The Spiritual Warriors encourage their Brothers & Sisters to come home in their uplifting and mesmerizing new single — showcasing today on Tinnitist.
With vocals that move smoothly between English to U’cwalmicwts, the Lil’wat language — all set to a reggae beat — Spiritual Warriors create a unique and intriguing fusion of two culturally important styles on the second single from their recent album Indigenize. Meanwhile, the song’s lyrics tackle on social issues endemic to Canada’s many Indigenous nations. Father/daughter vocalists Leroy Joe and Daisy Joe lament the countless Indigenous brothers and sisters who end up homeless, addicted to drugs or alcohol, or working on the streets. “This song is to let them know that they are still welcome home,” Leroy says, “that there is a fire waiting for them to keep them warm and that their grandmothers, grandfathers, and ancestors have not abandoned them.”
During live performances, the singer and guitarist says he often gets a lump in his throat while thinking of friends and family members who ended up on the streets, some never making it back home to Lil’wat Nation, near Pemberton, B.C. “I pray and sing for those trying to make it back home,” he says. “The song was so hard to write. I kept weeping while writing it.”
The Spiritual Warriors weave together Indigenous chants with contemporary roots, rock and reggae to create a sound that reflects life in the coastal mountains of the Lil’wat Nation. It’s uncanny how seamlessly well they combine Indigenous drumming and chanting with the cadences of reggae. It’s a marriage that makes perfect sense, with drummer Rich Doucet, bassist Mike Rowe, guitarist Cuyler Biller and keyboardist Quentin De Lorenzis setting a perfect rock-steady reggae beat for Leroy and Daisy.

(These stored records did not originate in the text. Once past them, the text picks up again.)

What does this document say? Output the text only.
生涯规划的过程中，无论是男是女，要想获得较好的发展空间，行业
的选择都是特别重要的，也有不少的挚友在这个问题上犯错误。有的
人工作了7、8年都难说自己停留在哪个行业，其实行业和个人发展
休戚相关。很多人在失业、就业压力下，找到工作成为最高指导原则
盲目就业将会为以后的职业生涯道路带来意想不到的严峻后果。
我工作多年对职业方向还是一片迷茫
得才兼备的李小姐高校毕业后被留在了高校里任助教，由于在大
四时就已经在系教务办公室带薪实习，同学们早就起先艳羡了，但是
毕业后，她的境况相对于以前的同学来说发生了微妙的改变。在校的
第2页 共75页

Brothers & Sisters follows the recent single Oh Ama Sq’it, written in Leroy’s St’at’imcets language, also native to the Lil’wat Nation. A joyful, upbeat track, almost calypso in feel, it encourages people to get up, have fun and dance. It’s a big hit during their live performances. Both tracks appear on Indigenize, recorded at Abbotsford’s Studio Downe Under and produced and engineered by Leroy’s long-time collaborator Andreas Schuld. Leroy says the record is Inspired by the Truth and Reconciliation initiative and the Murdered and Missing Indigenous Women and Girls campaign.
Indigenize features eight tracks written by Leroy with the mission to give hope to his people and help non-Indigenous folks to better understand the issues that are still faced today by First Nations people. Composer Russell Wallace, longtime friend and original member of the band, co-wrote two tracks and arranged vocal harmonies on the album. Musicians on Indigenize include Norm Fisher, Rich Brown and Geeta Das, as well as special guests rappers Geo the Voice (George Ignace, Secwepemculucw) and Ostweleve (Ronnie Dean Harris, Stō:lo/St’át’imc/Nlaka’pamux).
The Spiritual Warriors’ 2019 album Ancestors received four Native American Music Awards nominations in, winning for Best World Music Album. In the group’s previous incarnation as Kalan Wi, they won a 2013 NAMA for Best Historical/Linguistic Recording for their album Celebrate.